Gained – Delonte West, Luke Harangody, Semih Erden, a pair of Irish O’Neals
Lost – Scalabrine! ‘Sheed! Tony Allen! (Okay, that last one didn’t really warrant a yell)
Probable position depth –
PG – Rajon Rondo, Delonte West, Von Wafer
SG – Ray Allen, Nate Robinson, Avery Bradley
SF – Paul Pierce, Marquis Daniels
PF – Kevin Garnett, Glen Davis, Luke Harangody
C – Shaquille O’Neal, Jermaine O’Neal, Kendrick Perkins, Semih Erden
3 Concerns Heading Into the Season –
1. Seriously guys, four centers?
My old college roommate (my roommate was actually college-age, it just happened a few years back) had depression issues for which his doctor prescribed him two pills. But those pills had side effects that required another pill to alleviate. But that alleviation pill made him dizzy, so – boom – two more pills. In the end, he took a cocktail of about nine pills and I’m pretty sure he just had mild autism all along. The pills just confused the issue. What does that have to do with the center position of the Boston Celtics? Don’t make me spell it out.
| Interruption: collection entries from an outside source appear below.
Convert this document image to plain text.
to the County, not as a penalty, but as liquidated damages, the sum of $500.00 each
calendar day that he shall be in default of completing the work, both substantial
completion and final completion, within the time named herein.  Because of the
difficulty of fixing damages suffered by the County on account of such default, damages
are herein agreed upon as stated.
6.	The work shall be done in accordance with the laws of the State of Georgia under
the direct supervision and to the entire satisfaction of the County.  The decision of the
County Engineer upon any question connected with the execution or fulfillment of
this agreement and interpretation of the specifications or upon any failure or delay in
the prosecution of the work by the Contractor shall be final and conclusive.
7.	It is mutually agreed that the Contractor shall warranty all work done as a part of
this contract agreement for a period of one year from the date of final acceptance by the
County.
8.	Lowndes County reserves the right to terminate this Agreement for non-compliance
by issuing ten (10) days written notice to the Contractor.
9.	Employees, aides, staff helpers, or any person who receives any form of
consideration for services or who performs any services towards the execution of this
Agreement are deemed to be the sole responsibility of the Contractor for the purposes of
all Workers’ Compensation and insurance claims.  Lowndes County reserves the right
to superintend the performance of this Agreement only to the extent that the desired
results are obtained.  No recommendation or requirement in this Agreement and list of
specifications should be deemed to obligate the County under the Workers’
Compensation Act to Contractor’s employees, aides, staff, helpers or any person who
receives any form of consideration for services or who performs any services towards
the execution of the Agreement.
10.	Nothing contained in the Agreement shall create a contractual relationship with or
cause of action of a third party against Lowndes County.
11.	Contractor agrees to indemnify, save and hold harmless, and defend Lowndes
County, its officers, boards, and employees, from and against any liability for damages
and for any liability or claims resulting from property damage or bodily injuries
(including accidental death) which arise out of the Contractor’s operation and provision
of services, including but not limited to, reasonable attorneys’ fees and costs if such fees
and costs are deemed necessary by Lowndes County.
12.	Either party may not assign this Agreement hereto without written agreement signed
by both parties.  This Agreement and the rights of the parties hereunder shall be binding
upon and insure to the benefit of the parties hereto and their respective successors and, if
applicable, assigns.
2. Kevin Garnett: Comeback Player of the Year?
Nah. But I think he improves a tick above last season’s averages. He earned 9/4/2/1/1 in 18 mpg this preseason. That averages out to 15/7/3 and 3 stls+blks per game if he can last just 30 minutes a contest, which he did last season and should be able to this season as all signs point to him being far healthier now than at any point in 2009. He’s being drafted between rounds 6-9. You’ll take 15/7/3 in those rounds and not only say “yes,” but “yes, please!”
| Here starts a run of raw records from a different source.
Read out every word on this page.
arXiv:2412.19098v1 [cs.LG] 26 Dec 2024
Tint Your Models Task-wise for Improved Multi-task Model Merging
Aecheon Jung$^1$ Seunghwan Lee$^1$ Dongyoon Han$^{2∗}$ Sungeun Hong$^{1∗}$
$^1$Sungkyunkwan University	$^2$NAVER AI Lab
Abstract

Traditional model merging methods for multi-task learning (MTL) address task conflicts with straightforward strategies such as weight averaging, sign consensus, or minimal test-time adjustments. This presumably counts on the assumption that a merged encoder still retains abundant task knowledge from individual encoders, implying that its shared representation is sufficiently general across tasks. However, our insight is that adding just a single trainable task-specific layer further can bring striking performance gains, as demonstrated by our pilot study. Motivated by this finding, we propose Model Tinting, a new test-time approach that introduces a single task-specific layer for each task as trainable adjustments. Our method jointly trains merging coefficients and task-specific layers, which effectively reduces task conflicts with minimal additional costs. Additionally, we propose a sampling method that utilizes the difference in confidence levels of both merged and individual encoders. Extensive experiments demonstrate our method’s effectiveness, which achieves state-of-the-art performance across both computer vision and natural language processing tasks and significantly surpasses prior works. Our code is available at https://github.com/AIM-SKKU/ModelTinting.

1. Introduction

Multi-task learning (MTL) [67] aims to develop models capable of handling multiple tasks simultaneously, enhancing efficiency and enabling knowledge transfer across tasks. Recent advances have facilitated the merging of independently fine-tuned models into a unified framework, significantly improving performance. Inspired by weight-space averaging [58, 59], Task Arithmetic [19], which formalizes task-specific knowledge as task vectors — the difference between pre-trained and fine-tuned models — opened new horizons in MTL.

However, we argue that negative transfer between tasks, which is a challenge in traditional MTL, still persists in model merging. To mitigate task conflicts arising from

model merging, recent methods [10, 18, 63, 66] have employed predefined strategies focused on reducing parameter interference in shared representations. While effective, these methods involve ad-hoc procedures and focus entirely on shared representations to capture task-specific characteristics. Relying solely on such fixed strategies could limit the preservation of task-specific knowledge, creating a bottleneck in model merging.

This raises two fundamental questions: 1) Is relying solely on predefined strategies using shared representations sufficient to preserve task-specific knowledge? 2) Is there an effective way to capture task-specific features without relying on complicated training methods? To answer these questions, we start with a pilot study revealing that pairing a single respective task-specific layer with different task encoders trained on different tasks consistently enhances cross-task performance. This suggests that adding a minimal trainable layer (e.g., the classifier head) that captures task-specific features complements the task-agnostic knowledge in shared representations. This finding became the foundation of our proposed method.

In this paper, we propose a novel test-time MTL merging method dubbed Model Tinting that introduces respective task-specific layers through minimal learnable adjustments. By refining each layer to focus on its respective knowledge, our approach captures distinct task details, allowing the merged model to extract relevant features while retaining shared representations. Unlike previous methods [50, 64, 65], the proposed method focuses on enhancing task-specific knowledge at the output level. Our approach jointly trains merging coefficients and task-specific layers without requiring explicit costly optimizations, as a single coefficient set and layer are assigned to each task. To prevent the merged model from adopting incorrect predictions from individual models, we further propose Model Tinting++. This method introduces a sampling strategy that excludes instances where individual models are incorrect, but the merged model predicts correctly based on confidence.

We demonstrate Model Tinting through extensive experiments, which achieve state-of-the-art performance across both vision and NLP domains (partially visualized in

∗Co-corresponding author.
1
3. What’s left in Ray’s tank?
Oh, I’d say there’s about a quarter Allen left … You see what I did there? Allen sounds like gallon. Gallon. Tank. … Nothing? Fine. Last season marked the death rattle of Allen’s career (15.2 PER, lowest since his rookie season; 20.2 USG%, the lowest of his career). You can have him at the 65th pick and I’d be shocked to find him getting taken in the top 100 in 2011. But hey, it’s been fun, Jesus.
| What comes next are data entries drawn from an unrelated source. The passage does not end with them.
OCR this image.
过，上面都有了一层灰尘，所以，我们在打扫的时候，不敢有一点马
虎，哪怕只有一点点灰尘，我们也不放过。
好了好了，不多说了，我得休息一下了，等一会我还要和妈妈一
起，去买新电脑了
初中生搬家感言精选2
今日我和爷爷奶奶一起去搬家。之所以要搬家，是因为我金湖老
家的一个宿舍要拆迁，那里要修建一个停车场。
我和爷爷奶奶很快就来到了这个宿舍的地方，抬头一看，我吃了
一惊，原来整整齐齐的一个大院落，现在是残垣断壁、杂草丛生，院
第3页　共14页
Fantasy Disappointment in ’10 – Ray Allen. Yahoo! lists his ADP at 61. ESPN lists him at 66. And if you believe he should be drafted anywhere near that, I’d like to offer you some Florida swampland that’s about to skyrocket in value.
Biggest Fantasy Contributor in ’10 – Rajon Rondo. Last year’s meme was that the Celtics were no longer the Big 3’s squad. Some memes last a long time. Don’t look back, Boston. A new day is breakin.’ It took too long just to realize.
Deep Sleeper – Marquis Daniels. Remember in ’08 when Daniels averaged 14/5/2 with Indy? No, of course not. Why would you? Well, he did. And he’s just one Paul Pierce injury away from having a chance to do it again. Jrue story.